Like, the surface of the sun heated.

The problem is if you date someone for any real length of time these kinds of topics are going to come up. There’s going to be an election. At some point, you will discuss spiritual views. You can’t avoid important things like that.

And you can’t avoid the fact that you won’t always agree.

So what do you do when you discover your partner’s deeply held convictions don’t always match yours? How do you keep that from driving a wedge between the two of you?

How do you keep the fried cheese on the plate instead of jamming it in his ear?

I know this is going to shock you, but I advocate having a plan.

Since some kind of disagreement is inevitable, the best option is to think about how you’ll handle it when it happens instead of hoping it doesn’t. And I’ll give you a spoiler right up front.

The two of you don’t have to agree on everything.

Good news, right? Plenty of happy, successful couples don’t see eye-to-eye when it comes to politics. If you and your guy don’t agree, it doesn’t mean you’re about to split.

But how do you avoid nasty fights?

I have two suggestions.[i]

First, crank up your curiosity.

When he tells you he’s a democrat/republican, ask questions. Invite him to explain how he arrived at that position. If the issue is complex, it might even be a good idea to pause the conversation and do some research on your own.

I’m not kidding.

Don’t let one evening go to crap over a difference of opinion. If you don’t understand where he’s coming from, tell him you’ll look into it more and give his point of view some thought. Then move on.

Like I said, you don’t have to agree. BUT, it’s vitally important to validate his right to hold a different point of view. It makes it easier for him to do the same for you.
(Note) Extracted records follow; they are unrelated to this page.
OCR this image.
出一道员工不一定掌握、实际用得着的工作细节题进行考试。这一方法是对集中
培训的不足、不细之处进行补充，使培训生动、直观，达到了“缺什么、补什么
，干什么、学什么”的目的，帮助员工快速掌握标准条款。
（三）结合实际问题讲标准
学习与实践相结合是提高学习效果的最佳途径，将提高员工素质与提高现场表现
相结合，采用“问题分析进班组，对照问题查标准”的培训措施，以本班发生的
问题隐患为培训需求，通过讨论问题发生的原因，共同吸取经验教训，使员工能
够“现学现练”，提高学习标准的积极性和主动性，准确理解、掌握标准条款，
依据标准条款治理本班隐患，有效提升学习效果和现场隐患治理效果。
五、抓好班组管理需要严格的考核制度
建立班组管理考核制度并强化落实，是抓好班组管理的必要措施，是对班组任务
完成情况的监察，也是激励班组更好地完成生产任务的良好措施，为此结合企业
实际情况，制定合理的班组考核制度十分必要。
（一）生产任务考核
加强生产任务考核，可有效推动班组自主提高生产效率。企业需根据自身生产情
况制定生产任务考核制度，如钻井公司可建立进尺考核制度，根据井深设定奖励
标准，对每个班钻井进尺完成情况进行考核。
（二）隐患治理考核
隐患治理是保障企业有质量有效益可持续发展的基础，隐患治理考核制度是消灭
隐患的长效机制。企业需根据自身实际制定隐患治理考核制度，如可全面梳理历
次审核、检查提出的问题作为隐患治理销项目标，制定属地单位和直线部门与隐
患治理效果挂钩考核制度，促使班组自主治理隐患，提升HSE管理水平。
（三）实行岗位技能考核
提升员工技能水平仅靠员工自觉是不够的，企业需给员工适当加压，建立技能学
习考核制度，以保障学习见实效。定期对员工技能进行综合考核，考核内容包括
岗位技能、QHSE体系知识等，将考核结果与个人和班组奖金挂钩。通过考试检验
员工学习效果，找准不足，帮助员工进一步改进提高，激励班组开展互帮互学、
And that’s the key to building a relationship that isn’t stumped by differing political views.

Second, validate him, even if you can’t validate his opinion.

How to Talk Politics with your PartnerOne of the reasons we fight about this kind of stuff is because we fear our partners are looking down on us for disagreeing. Make sure you let him know that while you don’t share his opinion, you can see how an intelligent person could believe what he believes.

That way you’re supporting him, even if you can’t support his views.

You and your guy aren’t going to have the same opinion about every hot topic. That’s okay.

In the end, what we truly want is something very simple. We want to know that our partners respect us and value our opinions. We want to feel validated. We don’t want to feel that our partner thinks us to be stupid.

You can disagree with him, even about politics, as long as he knows you believe in him.

[i] Rodman, Samantha, PhD. “My Husband and I Disagree About Politics and It Enrages Me.” The Huffington Post., 28 Jan. 2015. Web. 02 June 2016.